Drug Interaction Checker from Drugs.com

References

  1. Begum AN, Jones MR, Lim GP et al. (2008) Curcumin structure-function, bioavailability, and efficacy in models of neuroinflammation and Alzheimer's disease. The Journal of pharmacology and experimental therapeutics 326, 196-208.
  2. Lim GP, Chu T, Yang F et al. (2001) The curry spice curcumin reduces oxidative damage and amyloid pathology in an Alzheimer transgenic mouse. The Journal of neuroscience : the official journal of the Society for Neuroscience 21, 8370-8377.
  3. Yang F, Lim GP, Begum AN et al. (2005) Curcumin inhibits formation of amyloid beta oligomers and fibrils, binds plaques, and reduces amyloid in vivo. The Journal of biological chemistry 280, 5892-5901.
  4. Frautschy SA, Hu W, Kim P et al. (2001) Phenolic anti-inflammatory antioxidant reversal of Abeta-induced cognitive deficits and neuropathology. Neurobiology of aging 22, 993-1005.
  5. Kitani K, Osawa T, Yokozawa T (2007) The effects of tetrahydrocurcumin and green tea polyphenol on the survival of male C57BL/6 mice. Biogerontology 8, 567-573.
  6. Ng TP, Chiam PC, Lee T et al. (2006) Curry consumption and cognitive function in the elderly. American journal of epidemiology 164, 898-906.

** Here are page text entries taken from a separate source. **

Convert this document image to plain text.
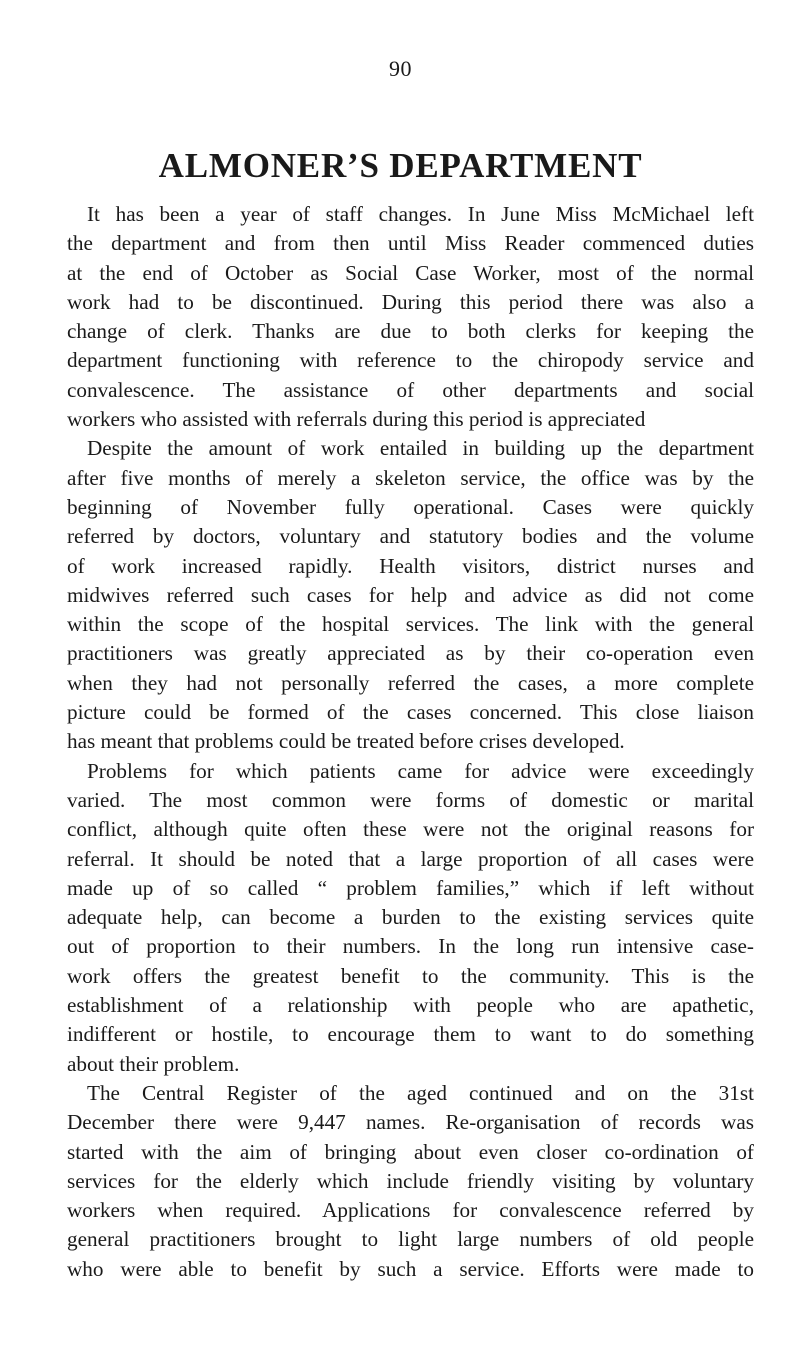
90
ALMONER’S DEPARTMENT
It has been a year of staff changes. In June Miss McMichael left
the department and from then until Miss Reader commenced duties
at the end of October as Social Case Worker, most of the normal
work had to be discontinued. During this period there was also a
change of clerk. Thanks are due to both clerks for keeping the
department functioning with reference to the chiropody service and
convalescence. The assistance of other departments and social
workers who assisted with referrals during this period is appreciated
Despite the amount of work entailed in building up the department
after five months of merely a skeleton service, the office was by the
beginning of November fully operational. Cases were quickly
referred by doctors, voluntary and statutory bodies and the volume
of work increased rapidly. Health visitors, district nurses and
midwives referred such cases for help and advice as did not come
within the scope of the hospital services. The link with the general
practitioners was greatly appreciated as by their co-operation even
when they had not personally referred the cases, a more complete
picture could be formed of the cases concerned. This close liaison
has meant that problems could be treated before crises developed.
Problems for which patients came for advice were exceedingly
varied. The most common were forms of domestic or marital
conflict, although quite often these were not the original reasons for
referral. It should be noted that a large proportion of all cases were
made up of so called “ problem families,” which if left without
adequate help, can become a burden to the existing services quite
out of proportion to their numbers. In the long run intensive case-
work offers the greatest benefit to the community. This is the
establishment of a relationship with people who are apathetic,
indifferent or hostile, to encourage them to want to do something
about their problem.
The Central Register of the aged continued and on the 31st
December there were 9,447 names. Re-organisation of records was
started with the aim of bringing about even closer co-ordination of
services for the elderly which include friendly visiting by voluntary
workers when required. Applications for convalescence referred by
general practitioners brought to light large numbers of old people
who were able to benefit by such a service. Efforts were made to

  7. Cox KH, Pipingas A, Scholey AB (2014) Investigation of the effects of solid lipid curcumin on cognition and mood in a healthy older population. Journal of psychopharmacology.
  8. Rainey-Smith SR, Brown BM, Sohrabi HR et al. (2016) Curcumin and cognition: a randomised, placebo-controlled, double-blind study of community-dwelling older adults. The British journal of nutrition 115, 2106-2113.
  9. Baum L, Lam CW, Cheung SK et al. (2008) Six-month randomized, placebo-controlled, double-blind, pilot clinical trial of curcumin in patients with Alzheimer disease. Journal of clinical psychopharmacology 28, 110-113.
  10. Ringman JM, Frautschy SA, Teng E et al. (2012) Oral curcumin for Alzheimer's disease: tolerability and efficacy in a 24-week randomized, double blind, placebo-controlled study. Alzheimer's research & therapy 4, 43
  11. Kurien BT, Singh A, Matsumoto H et al. (2007) Improving the solubility and pharmacological efficacy of curcumin by heat treatment. Assay and drug development technologies 5, 567-576.
  12. Shoba G, Joy D, Joseph T et al. (1998) Influence of piperine on the pharmacokinetics of curcumin in animals and human volunteers. Planta media 64, 353-356.